The 13-centimeter diameter 3,331-meter-long ice core is cut into 1 meter (3 feet)-long pieces of ice and sent by ship and refrigerated truck to the NSF National Ice Core Laboratory in Denver. The ice is cut into smaller samples and sent to 27 investigators around the U.S., who make the measurements.

“Previous ice cores have shown that the current level of greenhouse gases is greater now than at any time during the last 650,000 years, and that concentrations today are increasing at the fastest rate,” said Taylor. “This increase is caused by human activity and is forcing the climate into a configuration that no human has ever experienced.”

The WAIS Divide Ice Core Project is specifically investigating the small timing offsets between past changes in the atmospheric concentration of greenhouse gases and changes in temperature. By understanding these timing offsets, the research team can determine the role that changes in ocean circulation had in the release of carbon dioxide from the ocean and how an increase in carbon dioxide in the atmosphere warms the planet.

The drilling ceased 100 meters (328 feet) above the contact between the ice and the underlying rock, to avoid contaminating a possible water layer at the ice-rock contact. The basal water system may consist of water-saturated, ground-up rock, and has not been exposed to the earth’s surface for millions of years. It may harbor a unique and pristine biological environment that the U.S. Antarctic Program does not wish to contaminate.
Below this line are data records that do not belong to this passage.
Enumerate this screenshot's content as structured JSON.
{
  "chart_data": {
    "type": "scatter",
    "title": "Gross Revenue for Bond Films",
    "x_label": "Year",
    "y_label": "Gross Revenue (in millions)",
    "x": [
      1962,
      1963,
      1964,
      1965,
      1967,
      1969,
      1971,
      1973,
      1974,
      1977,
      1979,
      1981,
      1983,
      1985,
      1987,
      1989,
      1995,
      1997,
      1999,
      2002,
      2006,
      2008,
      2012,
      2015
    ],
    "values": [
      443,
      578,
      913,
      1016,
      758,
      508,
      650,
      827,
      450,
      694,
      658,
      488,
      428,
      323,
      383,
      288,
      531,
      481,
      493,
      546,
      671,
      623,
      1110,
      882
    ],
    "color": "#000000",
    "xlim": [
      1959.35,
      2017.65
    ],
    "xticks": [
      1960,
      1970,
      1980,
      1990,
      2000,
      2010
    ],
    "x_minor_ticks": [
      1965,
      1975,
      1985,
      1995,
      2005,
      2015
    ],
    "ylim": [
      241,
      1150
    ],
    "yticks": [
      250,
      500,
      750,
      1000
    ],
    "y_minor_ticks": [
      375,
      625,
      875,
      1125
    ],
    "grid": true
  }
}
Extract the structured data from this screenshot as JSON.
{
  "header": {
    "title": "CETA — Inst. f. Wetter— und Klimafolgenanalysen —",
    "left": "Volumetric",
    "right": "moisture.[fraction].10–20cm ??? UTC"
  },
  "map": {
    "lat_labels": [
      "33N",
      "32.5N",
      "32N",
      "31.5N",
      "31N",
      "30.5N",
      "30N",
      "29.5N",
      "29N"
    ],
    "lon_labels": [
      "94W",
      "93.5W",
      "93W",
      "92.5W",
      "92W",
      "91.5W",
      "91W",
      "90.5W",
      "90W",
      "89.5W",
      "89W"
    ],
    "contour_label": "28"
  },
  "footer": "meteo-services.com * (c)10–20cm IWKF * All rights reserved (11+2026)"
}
The core taken by the WAIS Ice Core Drilling Project is crucial for fine-tuning the researchers’ understanding of how the oceans, atmosphere and climate interact during climate changes. A Danish-led team recovered an ice core from Greenland this past summer with similar time resolution to the WAIS Divide record. The two cores provide an opportunity to compare the response of the northern and southern hemispheres to climate changes. The Greenland ice core cannot be used to study changes in the atmospheric concentration of carbon dioxide because there is too much dust in the Greenland ice, which decomposes and releases non-atmospheric carbon dioxide into the ice.

NSF’s Office of Polar Programs funds this research, primarily through its Antarctic Glaciology Program.

“We still have two more field seasons of work to complete the project, and reaching this goal should allow us to complete the project on schedule,” said Julie Palais, program director. “In addition, we are hoping to get as long a record as possible from this site, and getting all of the ice we planned on this year will allow the science community to do the work that they are funded to do. Drilling the ice core is just the first step in the process, albeit a very important one.”

Some additional funding is provided by NSF’s Antarctic Organisms and Ecosystems Program. Logistical and drilling support is from NSF’s Divisions of Antarctic Infrastructure and Logistics and Antarctic Science.

The lead institution is the Desert Research Institute, Nevada System of Higher Education. Science coordination is provided by the University of New Hampshire.